Find a polynomial function ƒ(x) of least degree having only real coefficients and zeros as given. Assume multiplicity 1 unless otherwise stated. See Examples 4–6. 2-i, 3, and -1

A polynomial function is a mathematical expression involving a sum of powers in one or more variables multiplied by coefficients. The general form of a polynomial in one variable x is given by f(x) = a_n*x^n + a_(n-1)*x^(n-1) + ... + a_1*x + a_0, where a_n, a_(n-1), ..., a_0 are constants and n is a non-negative integer representing the degree of the polynomial.

The zeros (or roots) of a polynomial are the values of x for which the polynomial evaluates to zero. For a polynomial of degree n, there can be up to n zeros, and each zero corresponds to a factor of the polynomial. If a zero has a multiplicity greater than one, it indicates that the factor associated with that zero is repeated in the polynomial's factorization.

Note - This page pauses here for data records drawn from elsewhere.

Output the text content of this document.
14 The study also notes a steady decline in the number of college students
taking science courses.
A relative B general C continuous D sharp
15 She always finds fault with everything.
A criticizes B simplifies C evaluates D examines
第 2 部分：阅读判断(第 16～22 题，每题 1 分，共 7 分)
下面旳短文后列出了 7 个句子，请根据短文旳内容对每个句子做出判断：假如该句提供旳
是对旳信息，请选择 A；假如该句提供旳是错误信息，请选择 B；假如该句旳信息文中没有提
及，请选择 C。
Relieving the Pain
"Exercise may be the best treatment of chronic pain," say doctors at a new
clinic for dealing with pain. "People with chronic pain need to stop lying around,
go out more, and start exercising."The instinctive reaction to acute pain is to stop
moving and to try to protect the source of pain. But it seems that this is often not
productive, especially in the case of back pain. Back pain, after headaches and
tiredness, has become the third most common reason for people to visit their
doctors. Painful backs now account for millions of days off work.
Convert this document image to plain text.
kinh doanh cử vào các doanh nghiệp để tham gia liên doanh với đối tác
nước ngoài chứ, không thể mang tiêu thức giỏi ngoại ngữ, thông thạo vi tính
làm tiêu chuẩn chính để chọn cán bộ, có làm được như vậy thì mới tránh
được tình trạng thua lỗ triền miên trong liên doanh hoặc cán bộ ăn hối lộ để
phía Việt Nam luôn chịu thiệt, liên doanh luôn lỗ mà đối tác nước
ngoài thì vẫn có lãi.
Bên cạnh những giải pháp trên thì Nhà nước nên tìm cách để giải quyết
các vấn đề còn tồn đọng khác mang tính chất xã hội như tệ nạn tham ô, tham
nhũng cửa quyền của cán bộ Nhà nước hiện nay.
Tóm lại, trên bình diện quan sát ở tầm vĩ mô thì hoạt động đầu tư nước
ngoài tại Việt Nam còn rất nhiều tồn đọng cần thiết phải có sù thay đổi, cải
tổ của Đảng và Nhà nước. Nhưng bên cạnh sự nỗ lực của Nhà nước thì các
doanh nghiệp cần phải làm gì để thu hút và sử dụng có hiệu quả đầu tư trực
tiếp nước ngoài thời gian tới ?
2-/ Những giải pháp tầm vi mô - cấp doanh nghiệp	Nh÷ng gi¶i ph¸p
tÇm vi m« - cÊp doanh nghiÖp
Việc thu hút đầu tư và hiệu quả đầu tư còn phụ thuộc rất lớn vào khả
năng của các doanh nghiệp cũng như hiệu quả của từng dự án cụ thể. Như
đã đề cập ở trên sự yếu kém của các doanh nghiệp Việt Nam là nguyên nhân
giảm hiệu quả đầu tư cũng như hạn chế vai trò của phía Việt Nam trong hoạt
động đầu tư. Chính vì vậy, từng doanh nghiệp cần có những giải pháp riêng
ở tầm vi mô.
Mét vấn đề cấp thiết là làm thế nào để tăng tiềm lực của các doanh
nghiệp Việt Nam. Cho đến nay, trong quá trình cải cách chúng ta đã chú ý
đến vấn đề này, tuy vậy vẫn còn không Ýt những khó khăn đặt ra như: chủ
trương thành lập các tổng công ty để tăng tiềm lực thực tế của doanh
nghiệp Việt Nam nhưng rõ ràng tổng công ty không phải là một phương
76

The Complex Conjugate Root Theorem states that if a polynomial has real coefficients and a complex number is a root, then its complex conjugate must also be a root. This is crucial when determining the polynomial's factors, as it ensures that all roots can be expressed in terms of real coefficients, which is necessary for constructing the polynomial function with the given zeros.